Bien sûr. Ce serait être de mauvaise foi que d’attaquer le bilan. Il y a eu de très très bonnes choses de faites au niveau du marketing, de l’équipe de France. Le bilan est satisfaisant. Ce serait malvenu de le critiquer puisque j’étais partie prenante au comité exécutif. C’est un « bilan iceberg » : vous voyez ce qui émerge mais il y a beaucoup d’incompréhensions au niveau de l’eau. Mais il y a encore tellement de choses à faire. J’ai une vision différente de celle de Noël Le Graët sur l’organigramme, le fonctionnement de la FFF, la Direction technique nationale, des pôles de formation.
Quelle est votre conception de la fonction présidentielle ?
Celle du partage, de l’écoute. Je veux avancer collégialement. Je ne veux pas monopoliser le pouvoir, comme c’est souvent le cas dans ce domaine. En tant que chef d’entreprise, j’ai dirigé jusqu’à 2 000 personnes à travers six ou sept entités différentes. Seul on n’est rien. Je me suis toujours appuyé sur la compétence des hommes. C’est mon credo.
Le président du RC Lens, Gervais Martel, et Jamel Sandjak, patron de la Ligue d’Ile-de-France, ont rejoint votre liste. Des membres du comité exécutif vont-ils l’incorporer ?
Ma liste doit être déposée pour le 15 février. Je ne peux pas trop en dire plus pour l’instant. C’est possible qu’il y ait quelques noms du comex.
Le mode de scrutin (63 % des voix pour le monde amateur, 37 % pour celui professionnel) tend à favoriser le président sortant. A combien mesurez-vous vos chances de l’emporter ?
Comme dans n’importe quel match ou combat, si j’y vais c’est pour gagner. Nous sommes en démocratie. J’essaye de peser mes chances dans le monde amateur et celui professionnel. On a de bonnes chances. Sans dévoiler ma stratégie, je sais que mon discours et ma personne attirent beaucoup de suffrages. « On » devrait être un bon opposant puisque c’est ainsi qu’il faut se qualifier.
Est-ce un avantage d’être président de club dans ce genre de course électorale ?
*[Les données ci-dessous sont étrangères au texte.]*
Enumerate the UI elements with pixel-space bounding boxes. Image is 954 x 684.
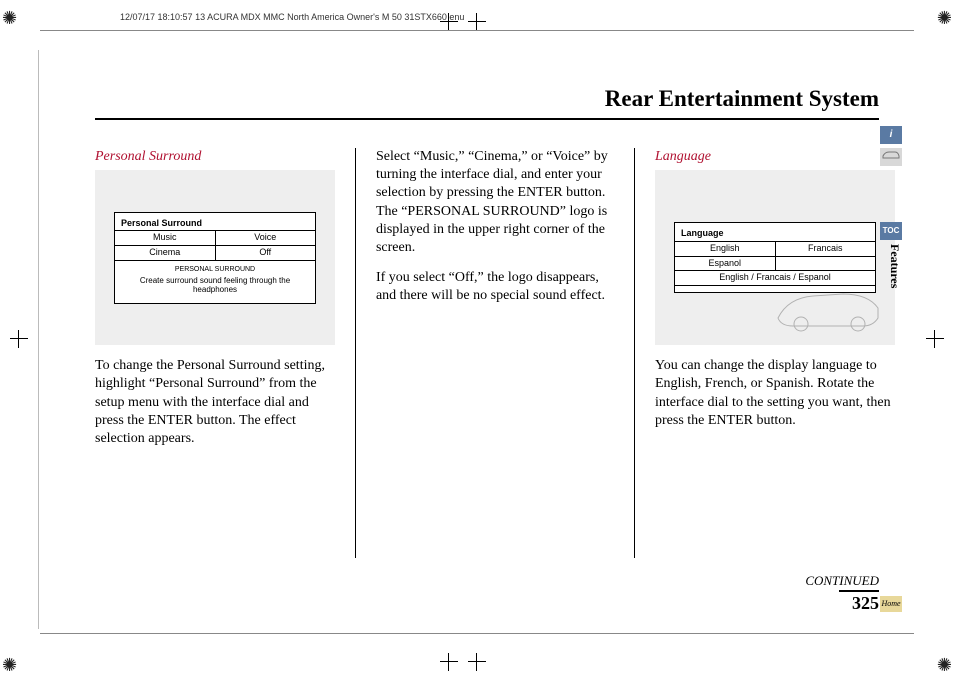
column-3: Language Language English Francais Espan… bbox=[655, 148, 895, 558]
registration-mark-icon: ✺ bbox=[2, 655, 17, 676]
body-text: To change the Personal Surround setting,… bbox=[95, 357, 335, 448]
option-cinema: Cinema bbox=[115, 246, 216, 260]
crop-cross-icon bbox=[440, 13, 458, 31]
tab-toc[interactable]: TOC bbox=[880, 222, 902, 240]
registration-mark-icon: ✺ bbox=[937, 8, 952, 29]
section-heading-personal-surround: Personal Surround bbox=[95, 148, 335, 166]
body-columns: Personal Surround Personal Surround Musi… bbox=[95, 148, 895, 558]
screen-title: Language bbox=[675, 227, 875, 242]
personal-surround-logo: PERSONAL SURROUND bbox=[115, 265, 315, 274]
hairline-rule bbox=[40, 30, 914, 31]
option-voice: Voice bbox=[216, 231, 316, 245]
crop-cross-icon bbox=[926, 330, 944, 348]
title-rule bbox=[95, 118, 879, 120]
crop-cross-icon bbox=[440, 653, 458, 671]
option-music: Music bbox=[115, 231, 216, 245]
tab-info-icon[interactable]: i bbox=[880, 126, 902, 144]
hairline-rule bbox=[40, 633, 914, 634]
blank-cell bbox=[776, 257, 876, 271]
illustration-language: Language English Francais Espanol Englis… bbox=[655, 170, 895, 345]
crop-cross-icon bbox=[468, 653, 486, 671]
option-espanol: Espanol bbox=[675, 257, 776, 271]
print-header: 12/07/17 18:10:57 13 ACURA MDX MMC North… bbox=[120, 12, 464, 22]
screen-mock-personal-surround: Personal Surround Music Voice Cinema Off… bbox=[114, 212, 316, 304]
tab-vehicle-icon[interactable] bbox=[880, 148, 902, 166]
continued-label: CONTINUED bbox=[805, 573, 879, 589]
screen-caption: Create surround sound feeling through th… bbox=[115, 274, 315, 297]
crop-cross-icon bbox=[468, 13, 486, 31]
section-side-label: Features bbox=[887, 244, 902, 288]
hairline-rule bbox=[38, 50, 39, 629]
column-1: Personal Surround Personal Surround Musi… bbox=[95, 148, 335, 558]
registration-mark-icon: ✺ bbox=[2, 8, 17, 29]
section-heading-language: Language bbox=[655, 148, 895, 166]
body-text: If you select “Off,” the logo disappears… bbox=[376, 269, 614, 305]
crop-cross-icon bbox=[10, 330, 28, 348]
body-text: You can change the display language to E… bbox=[655, 357, 895, 430]
column-2: Select “Music,” “Cinema,” or “Voice” by … bbox=[376, 148, 614, 558]
option-off: Off bbox=[216, 246, 316, 260]
illustration-personal-surround: Personal Surround Music Voice Cinema Off… bbox=[95, 170, 335, 345]
screen-title: Personal Surround bbox=[115, 217, 315, 232]
column-separator bbox=[355, 148, 356, 558]
page-number: 325 bbox=[852, 593, 879, 614]
registration-mark-icon: ✺ bbox=[937, 655, 952, 676]
body-text: Select “Music,” “Cinema,” or “Voice” by … bbox=[376, 148, 614, 257]
option-francais: Francais bbox=[776, 242, 876, 256]
page-title: Rear Entertainment System bbox=[605, 86, 879, 112]
vehicle-outline-icon bbox=[773, 278, 883, 333]
option-english: English bbox=[675, 242, 776, 256]
page-number-rule bbox=[839, 590, 879, 592]
column-separator bbox=[634, 148, 635, 558]
tab-home[interactable]: Home bbox=[880, 596, 902, 612]
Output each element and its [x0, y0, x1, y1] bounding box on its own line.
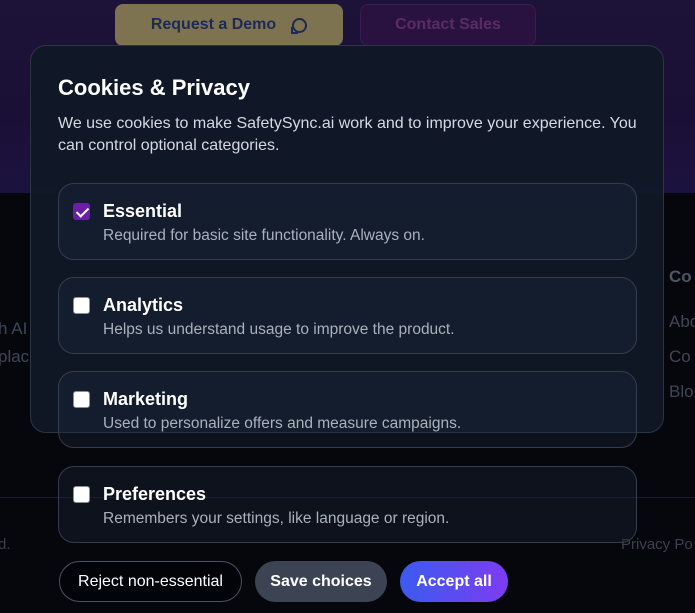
category-marketing[interactable]: Marketing Used to personalize offers and…	[58, 371, 637, 448]
accept-all-button[interactable]: Accept all	[400, 561, 508, 602]
request-demo-button[interactable]: Request a Demo	[115, 4, 343, 46]
category-preferences[interactable]: Preferences Remembers your settings, lik…	[58, 466, 637, 543]
footer-copyright: d.	[0, 536, 11, 553]
category-analytics[interactable]: Analytics Helps us understand usage to i…	[58, 277, 637, 354]
category-name: Preferences	[103, 484, 207, 504]
modal-title: Cookies & Privacy	[58, 75, 250, 100]
footer-column-heading: Co	[669, 267, 692, 286]
category-description: Required for basic site functionality. A…	[103, 227, 425, 244]
analytics-checkbox[interactable]	[73, 297, 90, 314]
category-name: Marketing	[103, 389, 189, 409]
essential-checkbox[interactable]	[73, 203, 90, 220]
contact-sales-button[interactable]: Contact Sales	[360, 4, 536, 46]
footer-link[interactable]: Co	[669, 347, 691, 367]
category-essential[interactable]: Essential Required for basic site functi…	[58, 183, 637, 260]
footer-text-fragment: plac	[0, 347, 30, 366]
footer-link[interactable]: Blo	[669, 382, 694, 402]
category-description: Remembers your settings, like language o…	[103, 510, 450, 527]
chat-icon	[291, 17, 308, 34]
category-description: Used to personalize offers and measure c…	[103, 415, 462, 432]
category-name: Analytics	[103, 295, 184, 315]
modal-description: We use cookies to make SafetySync.ai wor…	[58, 115, 637, 154]
reject-non-essential-button[interactable]: Reject non-essential	[59, 561, 242, 602]
marketing-checkbox[interactable]	[73, 391, 90, 408]
category-name: Essential	[103, 201, 183, 221]
footer-link[interactable]: Abo	[669, 312, 695, 332]
request-demo-label: Request a Demo	[150, 16, 277, 33]
footer-text-fragment: h AI	[0, 319, 28, 338]
contact-sales-label: Contact Sales	[395, 16, 501, 33]
category-description: Helps us understand usage to improve the…	[103, 321, 455, 338]
save-choices-button[interactable]: Save choices	[255, 561, 387, 602]
preferences-checkbox[interactable]	[73, 486, 90, 503]
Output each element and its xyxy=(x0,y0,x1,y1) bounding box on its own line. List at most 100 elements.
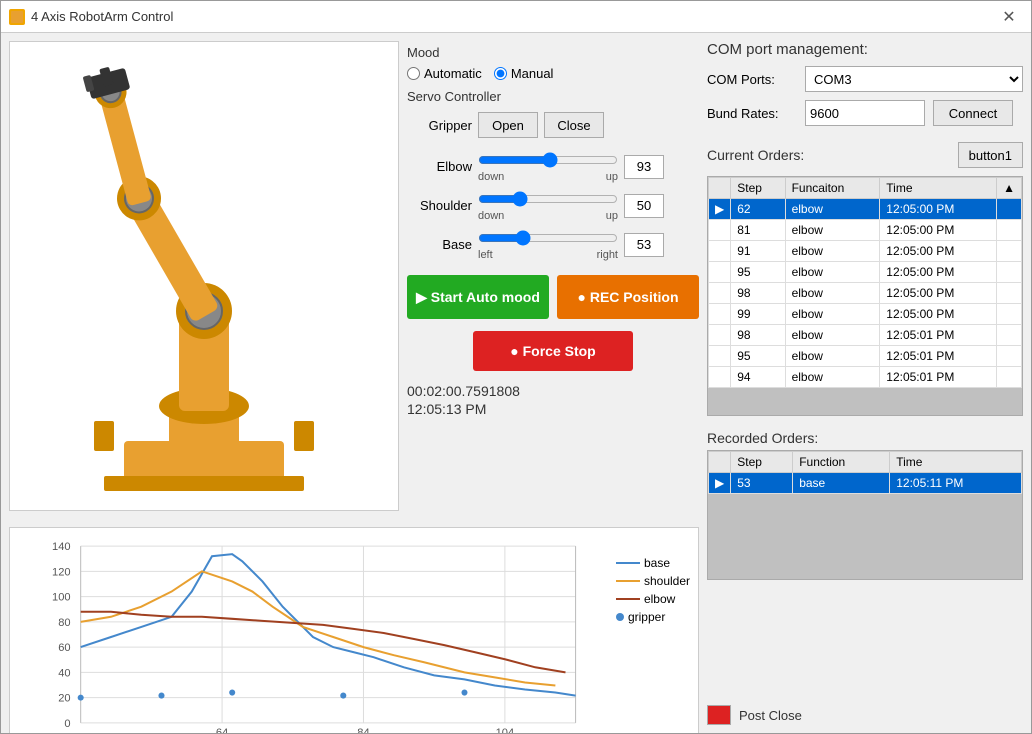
rec-col-time: Time xyxy=(890,452,1022,473)
row-time: 12:05:00 PM xyxy=(880,220,997,241)
row-indicator: ▶ xyxy=(709,473,731,494)
app-icon xyxy=(9,9,25,25)
baud-rates-input[interactable] xyxy=(805,100,925,126)
base-max-label: right xyxy=(597,249,618,261)
legend-elbow-color xyxy=(616,598,640,600)
row-indicator xyxy=(709,241,731,262)
title-bar-left: 4 Axis RobotArm Control xyxy=(9,9,173,25)
rec-col-step: Step xyxy=(731,452,793,473)
com-title: COM port management: xyxy=(707,41,1023,58)
row-step: 53 xyxy=(731,473,793,494)
current-orders-table-container[interactable]: Step Funcaiton Time ▲ ▶ 62 elbow 12:05:0… xyxy=(707,176,1023,416)
com-ports-label: COM Ports: xyxy=(707,72,797,87)
row-scroll xyxy=(997,220,1022,241)
base-value[interactable] xyxy=(624,233,664,257)
elbow-slider[interactable] xyxy=(478,150,618,170)
table-row[interactable]: ▶ 53 base 12:05:11 PM xyxy=(709,473,1022,494)
svg-text:84: 84 xyxy=(357,727,369,733)
table-row[interactable]: 81 elbow 12:05:00 PM xyxy=(709,220,1022,241)
main-window: 4 Axis RobotArm Control ✕ xyxy=(0,0,1032,734)
close-button[interactable]: ✕ xyxy=(995,3,1023,31)
mood-automatic-radio[interactable] xyxy=(407,67,420,80)
elbow-slider-container: down up xyxy=(478,150,618,183)
elbow-min-label: down xyxy=(478,171,504,183)
row-step: 62 xyxy=(731,199,785,220)
legend-base-color xyxy=(616,562,640,564)
row-step: 95 xyxy=(731,262,785,283)
row-time: 12:05:01 PM xyxy=(880,346,997,367)
base-label: Base xyxy=(407,237,472,252)
com-ports-row: COM Ports: COM3 xyxy=(707,66,1023,92)
row-function: elbow xyxy=(785,283,880,304)
connect-button[interactable]: Connect xyxy=(933,100,1013,126)
legend-shoulder: shoulder xyxy=(616,574,690,588)
legend-elbow-label: elbow xyxy=(644,592,675,606)
legend-base: base xyxy=(616,556,690,570)
force-stop-button[interactable]: ● Force Stop xyxy=(473,331,633,371)
mood-manual-radio[interactable] xyxy=(494,67,507,80)
row-function: elbow xyxy=(785,241,880,262)
elbow-value[interactable]: 93 xyxy=(624,155,664,179)
row-indicator xyxy=(709,220,731,241)
row-scroll xyxy=(997,283,1022,304)
row-indicator xyxy=(709,367,731,388)
table-row[interactable]: 95 elbow 12:05:01 PM xyxy=(709,346,1022,367)
row-scroll xyxy=(997,199,1022,220)
table-row[interactable]: 94 elbow 12:05:01 PM xyxy=(709,367,1022,388)
col-indicator xyxy=(709,178,731,199)
svg-text:64: 64 xyxy=(216,727,228,733)
force-stop-row: ● Force Stop xyxy=(407,323,699,371)
title-bar: 4 Axis RobotArm Control ✕ xyxy=(1,1,1031,33)
recorded-orders-table-container[interactable]: Step Function Time ▶ 53 base 12:05:11 PM xyxy=(707,450,1023,580)
svg-text:80: 80 xyxy=(58,617,70,629)
col-scroll: ▲ xyxy=(997,178,1022,199)
elbow-max-label: up xyxy=(606,171,618,183)
robot-arm-svg xyxy=(24,51,384,501)
base-slider-container: left right xyxy=(478,228,618,261)
table-row[interactable]: 98 elbow 12:05:00 PM xyxy=(709,283,1022,304)
recorded-orders-table: Step Function Time ▶ 53 base 12:05:11 PM xyxy=(708,451,1022,494)
col-time: Time xyxy=(880,178,997,199)
row-time: 12:05:01 PM xyxy=(880,325,997,346)
start-auto-button[interactable]: ▶ Start Auto mood xyxy=(407,275,549,319)
row-indicator: ▶ xyxy=(709,199,731,220)
table-row[interactable]: 99 elbow 12:05:00 PM xyxy=(709,304,1022,325)
post-close-row: Post Close xyxy=(707,705,1023,725)
legend-gripper: gripper xyxy=(616,610,690,624)
current-orders-title: Current Orders: xyxy=(707,147,804,163)
elbow-row: Elbow down up 93 xyxy=(407,150,699,183)
table-row[interactable]: 98 elbow 12:05:01 PM xyxy=(709,325,1022,346)
table-row[interactable]: 95 elbow 12:05:00 PM xyxy=(709,262,1022,283)
gripper-close-button[interactable]: Close xyxy=(544,112,604,138)
shoulder-min-label: down xyxy=(478,210,504,222)
window-title: 4 Axis RobotArm Control xyxy=(31,9,173,24)
svg-text:40: 40 xyxy=(58,667,70,679)
shoulder-label: Shoulder xyxy=(407,198,472,213)
row-step: 81 xyxy=(731,220,785,241)
shoulder-max-label: up xyxy=(606,210,618,222)
mood-automatic-label[interactable]: Automatic xyxy=(407,66,482,81)
row-indicator xyxy=(709,346,731,367)
com-section: COM port management: COM Ports: COM3 Bun… xyxy=(707,41,1023,134)
row-scroll xyxy=(997,367,1022,388)
shoulder-value[interactable] xyxy=(624,194,664,218)
gripper-open-button[interactable]: Open xyxy=(478,112,538,138)
table-row[interactable]: ▶ 62 elbow 12:05:00 PM xyxy=(709,199,1022,220)
row-time: 12:05:01 PM xyxy=(880,367,997,388)
right-panel: COM port management: COM Ports: COM3 Bun… xyxy=(707,41,1023,725)
com-ports-select[interactable]: COM3 xyxy=(805,66,1023,92)
row-step: 91 xyxy=(731,241,785,262)
shoulder-slider[interactable] xyxy=(478,189,618,209)
mood-manual-label[interactable]: Manual xyxy=(494,66,554,81)
row-time: 12:05:00 PM xyxy=(880,199,997,220)
rec-position-button[interactable]: ● REC Position xyxy=(557,275,699,319)
shoulder-slider-labels: down up xyxy=(478,210,618,222)
gripper-label: Gripper xyxy=(407,118,472,133)
base-slider[interactable] xyxy=(478,228,618,248)
table-row[interactable]: 91 elbow 12:05:00 PM xyxy=(709,241,1022,262)
post-close-indicator xyxy=(707,705,731,725)
button1[interactable]: button1 xyxy=(958,142,1023,168)
svg-text:104: 104 xyxy=(496,727,515,733)
row-step: 99 xyxy=(731,304,785,325)
legend-shoulder-color xyxy=(616,580,640,582)
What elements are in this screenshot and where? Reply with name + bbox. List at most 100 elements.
Je suis connu du monde professionnel depuis plus de vingt-trois ans. Mes amis du monde professionnel connaissent mon intégrité, ma façon collégiale de travailler. A chaque fois qu’il s’agit de se battre pour l’intérêt supérieur du football français, j’ai toujours été aux côtés de mes amis. Aujourd’hui, je veux compléter ma palette d’investissements auprès du monde amateur en donnant la possibilité à tous les acteurs du football de pouvoir s’exprimer.